A New York car dealer puts an ad in The New York Times offering to tithe a certain amount per every sale to the victims of Hurricane Katrina. A small manufacturer issues a press release pledging to give $1 for each case of its products sold through the end of the year. Such donations aren’t uncommon following a major disaster. But are they really charity or just a cynical sort of marketing?
That depends, says the head of a marketing company that relies heavily on current trends to advise clients such as Wells Fargo and the Ladies Professional Golfers’ Association.
The gamble is that the public will think “you’re trying to take a horrific human tragedy and turn it into a promotion,” cautions Erik Hauser, founder of the San Francisco-based Swivel Media. “Let’s say you’re a company in great standing with the American public and everyone loves you and you have not had any corporate scandals, someone like Home Depot. If Home Depot does it, it’s not seen as really self-serving; it shows good corporate citizenship.”
But, he adds, companies whose hold on the public’s good graces is a bit more tenuous face a risk of appearing self-serving. “If you have Wal-Mart – a lot of people are anti-Wal-Mart. It’s a little bit risky for them,” Hauser says. And it could be downright detrimental for a firm like Enron; consumers would read its motives entirely in the negative.
What if you’re a small business trying to help by tying contributions to sales? Issuing a press release or running an ad touting your actions could backfire, Hauser says. Instead of calling attention to their generosity, he suggests that companies might be better off giving employees a week off to volunteer in the Gulf Coast.

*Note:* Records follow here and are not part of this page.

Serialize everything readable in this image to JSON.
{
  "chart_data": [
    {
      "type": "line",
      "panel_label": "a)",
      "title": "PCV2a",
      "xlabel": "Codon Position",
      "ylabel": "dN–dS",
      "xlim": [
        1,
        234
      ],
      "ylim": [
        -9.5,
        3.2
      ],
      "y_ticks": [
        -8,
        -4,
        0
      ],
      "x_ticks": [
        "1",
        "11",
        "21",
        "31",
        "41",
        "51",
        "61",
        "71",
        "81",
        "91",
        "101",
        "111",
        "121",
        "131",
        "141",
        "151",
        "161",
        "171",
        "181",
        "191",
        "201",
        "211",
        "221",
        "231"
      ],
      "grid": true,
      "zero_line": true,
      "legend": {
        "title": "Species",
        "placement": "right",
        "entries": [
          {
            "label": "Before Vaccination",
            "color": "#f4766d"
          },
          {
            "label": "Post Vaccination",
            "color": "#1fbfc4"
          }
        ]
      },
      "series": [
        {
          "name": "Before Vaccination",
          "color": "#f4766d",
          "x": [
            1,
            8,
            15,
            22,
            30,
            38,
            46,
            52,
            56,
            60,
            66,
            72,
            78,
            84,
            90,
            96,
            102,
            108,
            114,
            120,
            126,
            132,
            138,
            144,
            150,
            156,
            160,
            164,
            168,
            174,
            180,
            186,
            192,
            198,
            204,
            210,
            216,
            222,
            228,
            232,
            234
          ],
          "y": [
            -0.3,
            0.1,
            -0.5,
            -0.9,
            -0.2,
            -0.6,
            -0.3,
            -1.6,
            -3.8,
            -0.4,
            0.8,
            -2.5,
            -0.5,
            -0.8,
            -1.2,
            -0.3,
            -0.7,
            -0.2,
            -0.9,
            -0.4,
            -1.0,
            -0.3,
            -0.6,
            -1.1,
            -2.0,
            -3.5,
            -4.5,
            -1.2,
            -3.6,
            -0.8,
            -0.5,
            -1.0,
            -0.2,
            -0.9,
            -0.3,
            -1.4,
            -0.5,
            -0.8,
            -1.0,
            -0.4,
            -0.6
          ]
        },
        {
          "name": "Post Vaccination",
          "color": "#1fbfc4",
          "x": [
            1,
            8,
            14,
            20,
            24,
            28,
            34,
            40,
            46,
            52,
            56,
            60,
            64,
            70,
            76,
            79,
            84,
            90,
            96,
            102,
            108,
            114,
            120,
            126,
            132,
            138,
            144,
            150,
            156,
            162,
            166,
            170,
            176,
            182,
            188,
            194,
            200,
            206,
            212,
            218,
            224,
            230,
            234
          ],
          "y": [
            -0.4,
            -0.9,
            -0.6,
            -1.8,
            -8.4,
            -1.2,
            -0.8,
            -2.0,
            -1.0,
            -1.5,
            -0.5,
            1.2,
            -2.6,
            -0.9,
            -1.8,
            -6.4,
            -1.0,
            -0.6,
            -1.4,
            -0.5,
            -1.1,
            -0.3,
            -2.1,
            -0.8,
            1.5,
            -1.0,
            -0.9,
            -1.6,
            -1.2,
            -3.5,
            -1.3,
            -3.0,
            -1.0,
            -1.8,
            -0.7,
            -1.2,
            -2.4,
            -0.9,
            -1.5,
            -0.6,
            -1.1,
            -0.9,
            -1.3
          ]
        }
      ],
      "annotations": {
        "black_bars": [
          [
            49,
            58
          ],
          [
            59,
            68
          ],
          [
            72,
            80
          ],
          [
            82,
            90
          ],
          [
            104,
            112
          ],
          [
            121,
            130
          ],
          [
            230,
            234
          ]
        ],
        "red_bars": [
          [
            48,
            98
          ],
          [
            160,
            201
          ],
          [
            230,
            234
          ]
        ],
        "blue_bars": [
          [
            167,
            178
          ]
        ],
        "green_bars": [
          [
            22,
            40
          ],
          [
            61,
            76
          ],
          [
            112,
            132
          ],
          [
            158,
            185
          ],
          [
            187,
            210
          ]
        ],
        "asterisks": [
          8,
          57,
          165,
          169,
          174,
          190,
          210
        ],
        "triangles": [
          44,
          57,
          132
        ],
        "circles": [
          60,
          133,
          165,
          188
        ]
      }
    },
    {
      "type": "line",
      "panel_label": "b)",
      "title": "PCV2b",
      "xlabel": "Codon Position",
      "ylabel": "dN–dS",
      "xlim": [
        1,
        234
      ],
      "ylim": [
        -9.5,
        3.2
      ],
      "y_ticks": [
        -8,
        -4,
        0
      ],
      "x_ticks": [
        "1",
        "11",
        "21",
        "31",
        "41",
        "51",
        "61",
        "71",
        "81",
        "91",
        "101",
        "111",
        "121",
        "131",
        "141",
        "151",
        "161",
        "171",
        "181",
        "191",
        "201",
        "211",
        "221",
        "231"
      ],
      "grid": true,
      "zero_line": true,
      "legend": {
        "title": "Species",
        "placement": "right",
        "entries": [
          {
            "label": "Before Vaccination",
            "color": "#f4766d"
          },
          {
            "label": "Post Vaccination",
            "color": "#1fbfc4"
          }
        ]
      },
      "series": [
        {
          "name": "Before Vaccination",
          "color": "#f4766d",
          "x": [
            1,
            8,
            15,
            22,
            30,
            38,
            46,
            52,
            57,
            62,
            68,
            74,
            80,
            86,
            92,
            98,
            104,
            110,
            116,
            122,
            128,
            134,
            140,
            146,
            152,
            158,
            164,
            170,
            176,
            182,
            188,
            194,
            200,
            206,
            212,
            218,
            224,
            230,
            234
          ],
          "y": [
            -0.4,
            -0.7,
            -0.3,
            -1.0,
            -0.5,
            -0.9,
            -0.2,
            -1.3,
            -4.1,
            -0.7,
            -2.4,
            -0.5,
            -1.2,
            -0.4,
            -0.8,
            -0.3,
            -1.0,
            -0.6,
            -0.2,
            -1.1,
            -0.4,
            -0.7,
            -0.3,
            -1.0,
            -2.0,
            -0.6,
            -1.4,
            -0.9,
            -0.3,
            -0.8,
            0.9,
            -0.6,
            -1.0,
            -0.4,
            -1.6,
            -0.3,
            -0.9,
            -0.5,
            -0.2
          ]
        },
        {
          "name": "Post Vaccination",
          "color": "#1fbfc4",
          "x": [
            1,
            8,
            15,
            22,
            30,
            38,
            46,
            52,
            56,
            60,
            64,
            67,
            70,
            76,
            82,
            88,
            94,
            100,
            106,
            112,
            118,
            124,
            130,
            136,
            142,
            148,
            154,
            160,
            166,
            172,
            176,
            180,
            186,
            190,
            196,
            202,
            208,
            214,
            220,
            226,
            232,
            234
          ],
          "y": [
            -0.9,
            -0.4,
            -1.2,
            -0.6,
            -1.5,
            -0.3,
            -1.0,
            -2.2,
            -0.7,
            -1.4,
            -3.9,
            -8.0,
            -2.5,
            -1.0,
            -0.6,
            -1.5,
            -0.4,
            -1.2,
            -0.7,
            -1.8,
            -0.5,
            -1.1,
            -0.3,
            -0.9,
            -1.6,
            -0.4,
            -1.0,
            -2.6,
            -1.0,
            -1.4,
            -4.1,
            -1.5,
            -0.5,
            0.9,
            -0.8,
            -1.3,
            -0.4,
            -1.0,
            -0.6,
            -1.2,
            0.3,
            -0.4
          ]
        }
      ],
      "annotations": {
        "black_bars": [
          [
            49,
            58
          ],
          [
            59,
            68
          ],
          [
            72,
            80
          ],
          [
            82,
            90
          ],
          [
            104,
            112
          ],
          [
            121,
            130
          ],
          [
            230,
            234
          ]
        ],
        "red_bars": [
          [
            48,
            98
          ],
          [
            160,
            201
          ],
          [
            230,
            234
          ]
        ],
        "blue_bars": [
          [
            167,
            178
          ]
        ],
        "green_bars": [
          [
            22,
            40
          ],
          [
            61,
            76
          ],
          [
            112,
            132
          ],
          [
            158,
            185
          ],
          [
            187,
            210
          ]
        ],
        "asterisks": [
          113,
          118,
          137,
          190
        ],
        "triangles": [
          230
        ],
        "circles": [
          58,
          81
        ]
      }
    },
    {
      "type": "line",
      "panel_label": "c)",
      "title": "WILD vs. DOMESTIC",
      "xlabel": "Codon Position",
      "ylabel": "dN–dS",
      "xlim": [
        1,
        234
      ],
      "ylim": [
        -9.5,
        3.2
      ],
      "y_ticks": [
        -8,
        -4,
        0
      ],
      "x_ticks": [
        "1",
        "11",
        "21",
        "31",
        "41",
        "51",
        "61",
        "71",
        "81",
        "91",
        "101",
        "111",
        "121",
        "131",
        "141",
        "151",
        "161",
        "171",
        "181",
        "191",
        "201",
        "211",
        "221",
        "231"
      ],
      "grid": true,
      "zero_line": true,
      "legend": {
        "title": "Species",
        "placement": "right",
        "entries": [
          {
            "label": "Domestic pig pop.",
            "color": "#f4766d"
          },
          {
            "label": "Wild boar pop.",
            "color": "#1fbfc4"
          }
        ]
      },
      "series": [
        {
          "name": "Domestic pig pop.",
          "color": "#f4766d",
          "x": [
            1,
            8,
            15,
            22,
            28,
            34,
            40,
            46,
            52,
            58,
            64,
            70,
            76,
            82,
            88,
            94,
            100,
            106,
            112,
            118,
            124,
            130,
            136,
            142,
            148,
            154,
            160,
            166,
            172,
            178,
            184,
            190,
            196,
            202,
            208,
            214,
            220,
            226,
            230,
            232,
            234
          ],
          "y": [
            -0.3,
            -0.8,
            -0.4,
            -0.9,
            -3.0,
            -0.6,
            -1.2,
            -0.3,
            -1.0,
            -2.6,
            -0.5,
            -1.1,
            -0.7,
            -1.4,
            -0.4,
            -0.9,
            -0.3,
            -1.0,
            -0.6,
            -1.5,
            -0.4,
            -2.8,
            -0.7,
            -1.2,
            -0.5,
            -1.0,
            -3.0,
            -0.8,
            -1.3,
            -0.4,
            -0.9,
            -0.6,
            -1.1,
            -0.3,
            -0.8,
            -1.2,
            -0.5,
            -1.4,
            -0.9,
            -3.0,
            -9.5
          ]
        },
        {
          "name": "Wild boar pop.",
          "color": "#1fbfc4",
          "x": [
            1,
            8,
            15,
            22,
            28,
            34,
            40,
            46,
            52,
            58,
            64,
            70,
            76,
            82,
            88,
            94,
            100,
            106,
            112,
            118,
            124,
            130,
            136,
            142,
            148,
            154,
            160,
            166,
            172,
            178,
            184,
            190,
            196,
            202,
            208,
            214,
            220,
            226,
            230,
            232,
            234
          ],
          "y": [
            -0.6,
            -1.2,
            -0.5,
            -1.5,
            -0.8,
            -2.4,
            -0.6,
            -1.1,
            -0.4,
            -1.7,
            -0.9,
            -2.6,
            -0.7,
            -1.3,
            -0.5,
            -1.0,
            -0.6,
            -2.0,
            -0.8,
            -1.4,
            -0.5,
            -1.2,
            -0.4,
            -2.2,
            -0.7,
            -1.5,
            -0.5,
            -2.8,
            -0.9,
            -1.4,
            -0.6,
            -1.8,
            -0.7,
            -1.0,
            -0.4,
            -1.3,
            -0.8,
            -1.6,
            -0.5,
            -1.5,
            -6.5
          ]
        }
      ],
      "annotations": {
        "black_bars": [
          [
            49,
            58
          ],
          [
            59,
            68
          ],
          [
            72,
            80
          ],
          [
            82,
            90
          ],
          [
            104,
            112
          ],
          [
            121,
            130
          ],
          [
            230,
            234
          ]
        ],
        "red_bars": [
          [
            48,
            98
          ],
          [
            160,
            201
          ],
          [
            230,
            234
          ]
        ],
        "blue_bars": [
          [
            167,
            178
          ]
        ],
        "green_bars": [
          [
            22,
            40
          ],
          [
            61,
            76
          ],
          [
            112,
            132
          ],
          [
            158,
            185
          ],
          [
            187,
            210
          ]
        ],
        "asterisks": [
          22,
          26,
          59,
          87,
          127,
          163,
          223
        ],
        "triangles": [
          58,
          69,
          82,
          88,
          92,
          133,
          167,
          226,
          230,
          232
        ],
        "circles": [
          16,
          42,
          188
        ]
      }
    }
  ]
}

“You saw Sean Penn out there in a dinghy raff. He really cares. He takes a lot of heat, but no one could criticize that,” Hauser says.
Companies that publicize their charitable efforts counter that doing so encourages other people to help out. But Hauser, who will lead two workshops on branding at next month’s PROMO Marketing Conference & Expo in Chicago (the expo, like CHIEF MARKETER, is owned by Primedia Business Magazines & Media), advises companies that want the public to know about their gifts to do it subtly. Instead of sending out a release, he suggests calling up a favorite reporter or two and let them decide if there was a good story to be told.
“You don’t want to shout from the mountaintops,” Hauser says.